Wir beehren uns, Ihnen zur Kenntnis zu bringen, dass der Bundesrat unter heutigem Datum in Vollziehung des Eisenbahnrückkaufgesetzes vom 15. Oktober 1897 der Gotthardbahngesellschaft auf 1. Mai 1909 den Rückkauf angekündigt hat3.
Den Rückkauf der Eisenbahnen haben wir stets als eine interne Angelegenheit der Eidgenossenschaft behandelt, die sich vollzieht nach Massgabe der schweizerischen Gesetzgebung, der Konzessionen und, soweit es die Gotthardbahn betrifft, der bezüglichen internationalen Verträge. Hierüber hat unser Eisenbahndepartement im Aufträge des Bundesrates bereits im Mai 1897 den hiesigen diplomatischen Vertretern von Italien und Deutschland auf deren Anfrage, welche Rückwirkungen der Rückkauf der Gotthardbahn auf die Rechtsverhältnisse der beiden Subventionsstaaten zum Unternehmen haben werde, Erklärungen abgegeben und ihnen gleichzeitig eröffnet, dass der Bund bei der Erwerbung der Gotthardbahn selbstverständlich alle Verpflichtungen zu übernehmen habe, welche in den internationalen Verträgen der Gotthardbahngesellschaft überbunden worden seien, speziell die Verpflichtungen in Art. 6, 7, 8, 9, 10 und 18 des Vertrages vom 15. Oktober 1869 und Art. 9 des Vertrages vom 12. März 1878. Sie, Herr Minister, sind von diesen Erklärungen damals in Kenntnis gesetzt worden. Weder der italienische noch der deutsche Gesandte haben auf diese Mitteilungen geantwortet. Dagegen haben dieselben im Januar 1903 dem Herrn Bundespräsidenten in mündlicher Aussprache den Antrag unterbreitet, es möchten für den Fall der Verstaatlichung der Gotthardbahn die von Italien und Deutschland zur Ermöglichung der Ausführung des Unternehmens gewährten Subventionen zurückerstattet werden. Der Bundespräsident behielt sich vor, den Antrag dem Bundesrat zur Behandlung vorzulegen und den beiden Herren Ministern bei einem spätem Besuche mündliche Erklärungen abzugeben. Seither sind die Vertreter der zwei Staaten auf die Sache nicht mehr zurückgekommen. Um indessen den Antrag auf Rückleistung der Subventionen formell zu erledigen, hat der Herr Bundespräsident am 18. Februar4 abhin den Herren Ministern von Italien und Deutschland nacheinander die Eröffnung gemacht, dass der Bund als Rechtsnachfolger der Gotthardbahngesellschaft es ablehne, die Verbindlichkeit für die Rückzahlung der Subventionen anzuerkennen, ausgehend von der Voraussetzung, dass die Subventionen für den Bau und Betrieb der Gotthardbahn als Leistungen à fonds perdu gegeben und angenommen worden seien.

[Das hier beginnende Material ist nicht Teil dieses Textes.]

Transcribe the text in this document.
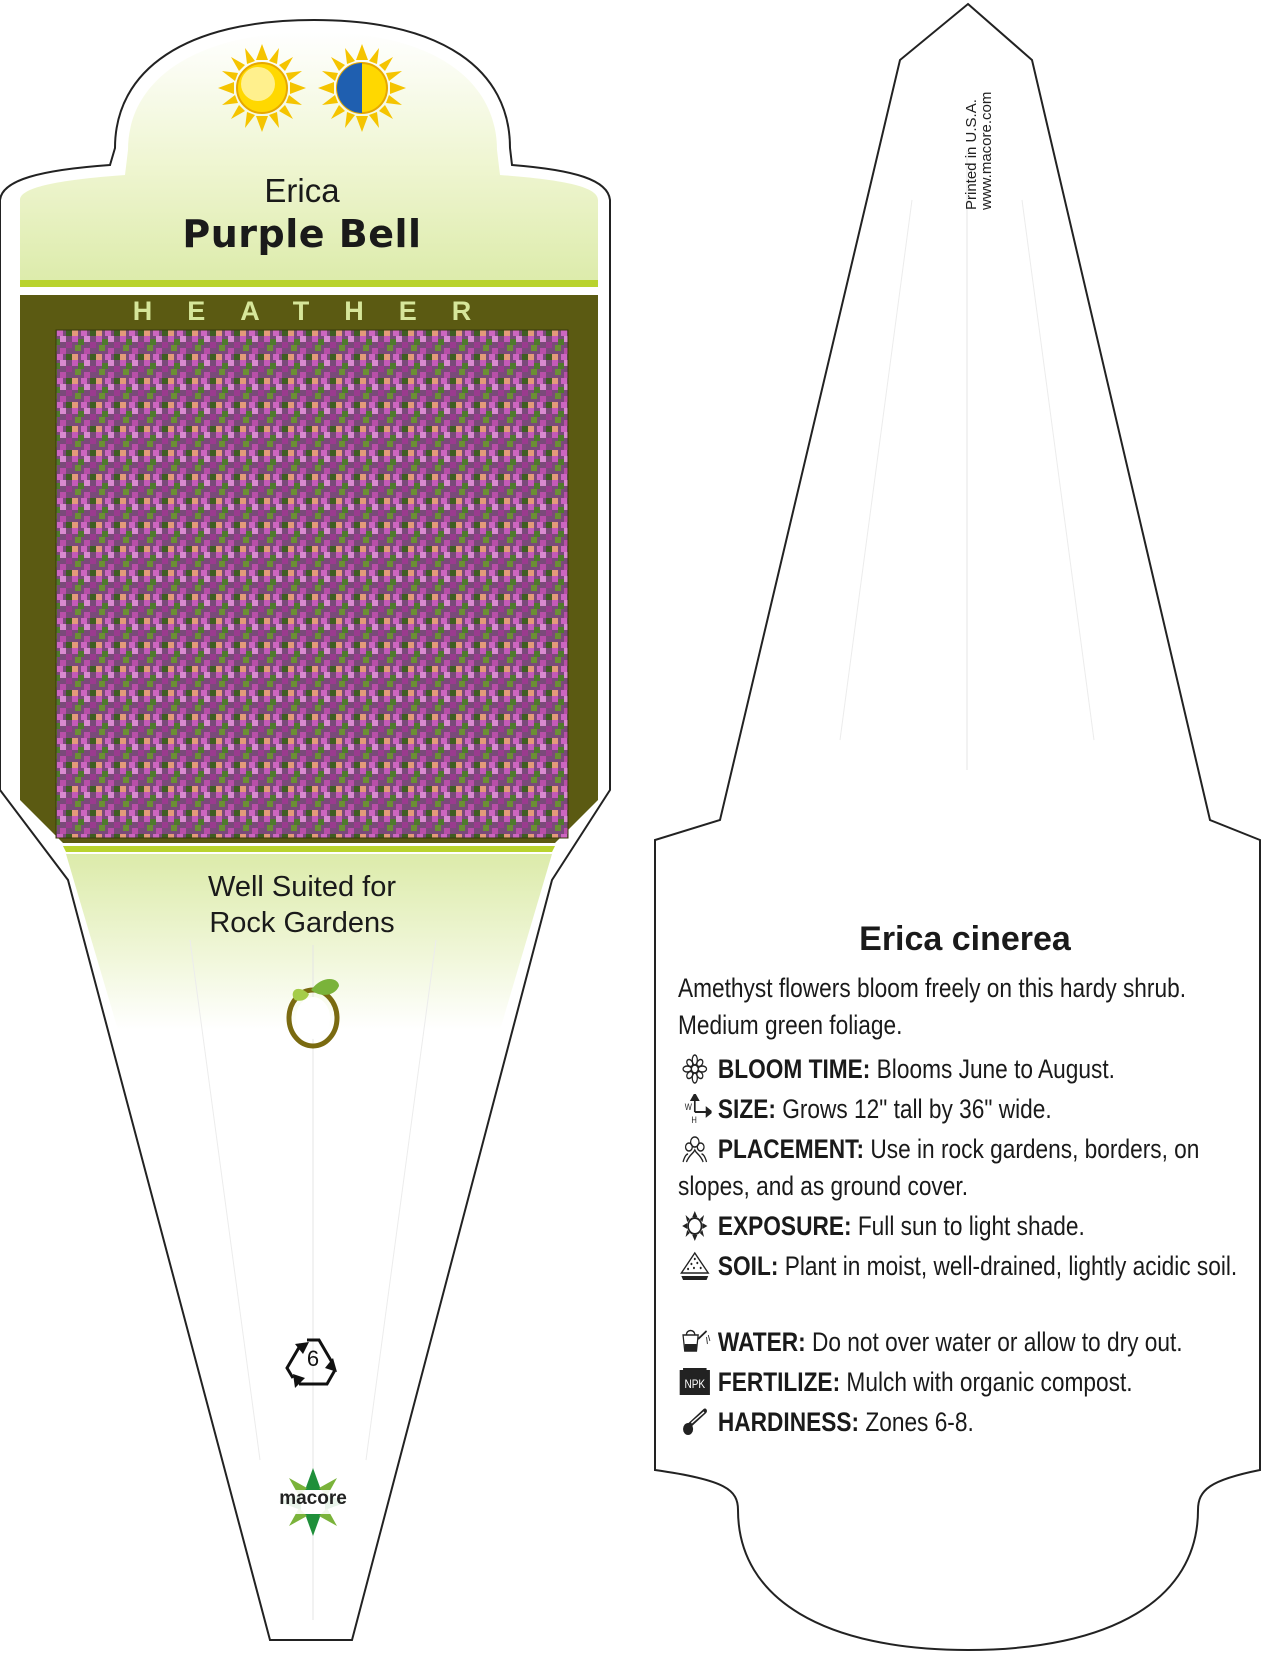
Erica
Purple Bell
HEATHER
Well Suited for
Rock Gardens
6
macore
Printed in U.S.A.
www.macore.com
Erica cinerea
Amethyst flowers bloom freely on this hardy shrub. Medium green foliage.
BLOOM TIME: Blooms June to August.
W
H SIZE: Grows 12" tall by 36" wide.
PLACEMENT: Use in rock gardens, borders, on slopes, and as ground cover.
EXPOSURE: Full sun to light shade.
SOIL: Plant in moist, well-drained, lightly acidic soil.
WATER: Do not over water or allow to dry out.
NPK FERTILIZE: Mulch with organic compost.
HARDINESS: Zones 6-8.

Wir wiederholen, dass der Bundesrat den Rückkauf der Gotthardbahn durchaus als eine interne Angelegenheit betrachtet, bei welcher jedwede Mitwirkung der Subventionsstaaten ausgeschlossen ist. Der Rückkauf vollzieht sich zwischen der Gotthardbahngesellschaft und dem Bunde, und ist daher nicht erst eine vertragliche Abmachung zwischen dem Bunde und den Subventionsstaaten in Aussicht zu nehmen.
Wenn der Bundesrat gleichwohl an Sie gelangt mit dem Aufträge, die Regierung, bei welcher Sie akkreditiert sind, von der Ankündigung des Rückkaufes in Kenntnis zu setzen, so handelt er nicht in Anerkennung einer daherigen Pflicht, sondern in Ausübung derjenigen Rücksichten, welche aus den freundschaftlichen Beziehungen zu den beiden Nachbarstaaten sich ergeben.
Wollen Sie demnach, Herr Minister, der dortigen Regierung die Mitteilung über unsere (bereits erfolgte) Ankündigung des Rückkaufes der Gotthardbahn zugehen lassen und beifügen, dass hierseits der ungeschmälerte Übergang aller der Gotthardbahngesellschaft obliegenden Verbindlichkeiten auf den Bund als selbstverständlich angenommen werde.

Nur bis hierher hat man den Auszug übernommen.